Unaccountability in the TIF program
If an economic development project is supposed to create jobs, but no one is around to monitor it, should they still get our tax dollars?
The City of Chicago touts “creating employment opportunities in Chicago” as part of the objective of the Tax Increment Financing (TIF) program. The Chicago TIF program involves setting aside a portion of property tax revenue in a financially troubled district to support economic development in that district. Many TIF projects have jobs covenants that detail specific job level goals or requirements. These jobs covenants act as a means to judge a project’s usefulness in promoting economic development and add a layer of accountability onto the developers receiving TIF money. For this reason, jobs covenants are often of great importance to City Council’s decision to support a TIF project and give taxpayer dollars to a developer.
I am currently compiling a report on jobs covenants in TIF projects and grading each project based on multiple criteria. As a sample of what can be expected from the report, I’m going to delve into more detail regarding the jobs covenant of the project that received the lowest score.
The Marshfield Plaza project epitomizes the lack of structure and transparency in jobs covenants, and received the lowest score of any project examined in the report. And in order to highlight the problems associated with this project in a way that is easy to understand, I will provide an example of how this would play out in a different situation (that portion is italicized).
The developer, Primestor 119 LLC, was authorized to receive up to $24 million of TIF funds for the construction of a new shopping center. The project was intended to facilitate economic development and increase employment in the 34th Ward.
Imagine I am the owner of a lumber company and I sign a contract to help fund the expansion of a furniture store, with the expectation that the store’s expansion will increase sales and thus increase the store’s demand for my furniture supplies.
The project’s Redevelopment Agreement (a contract between the City and the developer detailing each party’s obligations in a TIF project), or RDA, says 750 full-time equivalent jobs can be “anticipated” from the project, but does not require any job creation or retention. There is no information on how the project is expected to cause creation of those jobs or how the number was estimated. However, because of the elusive writing in the RDA, it hardly matters how the number was obtained as it is essentially meaningless.
My contract with the furniture store says I hope the expansion will allow the store to purchase 15% more lumber from my business than before the expansion. But, I do not require the furniture store to buy any lumber from my store. So, I have no way of ensuring my investment in the furniture store’s expansion will increase my lumber sales.
Strength of Clawback Language
With no clear requirements, the City is unable to penalize the developer for inadequate job creation.
I do not include any clawback language in the contract, so I cannot penalize the furniture store for failing to buy more lumber from my business.
There are no jobs requirements, and there is no evidence regarding the developer’s success or failure in hitting the expected job level of 750. It would not be surprising to learn that the developer has not created the 750 jobs expected from the project, as lack of regulation and enforcement offers no incentive to do so.
With no requirement certifying the furniture store will increase purchases from my company, the furniture store could explore other options for a source of their lumber supply.
The City provided no evidence of any job level monitoring.
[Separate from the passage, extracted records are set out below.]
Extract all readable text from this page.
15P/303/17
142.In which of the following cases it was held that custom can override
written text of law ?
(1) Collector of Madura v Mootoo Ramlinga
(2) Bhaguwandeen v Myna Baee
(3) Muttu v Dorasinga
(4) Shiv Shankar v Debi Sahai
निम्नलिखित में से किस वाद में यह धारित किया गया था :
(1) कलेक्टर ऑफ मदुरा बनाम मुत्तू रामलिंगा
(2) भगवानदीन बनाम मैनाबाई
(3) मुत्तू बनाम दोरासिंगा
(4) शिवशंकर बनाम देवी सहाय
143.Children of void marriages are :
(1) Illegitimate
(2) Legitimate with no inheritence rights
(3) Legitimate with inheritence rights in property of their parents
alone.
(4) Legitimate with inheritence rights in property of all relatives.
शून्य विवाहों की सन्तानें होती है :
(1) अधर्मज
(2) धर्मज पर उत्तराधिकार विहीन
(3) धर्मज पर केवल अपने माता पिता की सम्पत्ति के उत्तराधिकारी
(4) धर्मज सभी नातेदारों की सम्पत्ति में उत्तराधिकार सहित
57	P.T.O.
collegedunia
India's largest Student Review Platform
Because the City cannot penalize the developer for its potential lack of job creation, the value of monitoring job levels is seemingly limited. However, with no guidelines to ensure the developer is earning the TIF money it received, it seems reasonable to expect that the jobs levels would be closely monitored, at least just to determine whether in future projects it is practical to expect developers to create jobs without being required to do so.
I do not monitor whether the store has begun to purchase more lumber from my business after the expansion is complete, so I have no way of knowing whether my investment was worthwhile.
Most of the Marshfield Plaza project’s deficiencies stem from the failure to include any employment requirements in the RDA. The lack of jobs requirements renders developers unaccountable for promoting economic growth in return for TIF funds and the City unaccountable for monitoring the project’s effectiveness. Additionally, when no jobs standards are placed on the developer, the developer is not responsible for any job creation and cannot be penalized for failing to create jobs. Essentially, any means of guaranteeing the developer increases employment in return for TIF funds are absent from the RDA.
For the City to ensure the developer will create jobs in return for taxpayer money, it is important that the jobs covenant in the RDA to include a clear jobs requirement. The developer must be required, not merely expected, to create jobs to receive TIF funds and the City should be able to request reimbursement of City funds if the developer fails to fulfill its requirements. Lastly, the City should closely monitor the developer’s employment total and enact clawbacks if necessary. By following these steps, the City can remove much of the risk of giving out the public’s money to increase employment.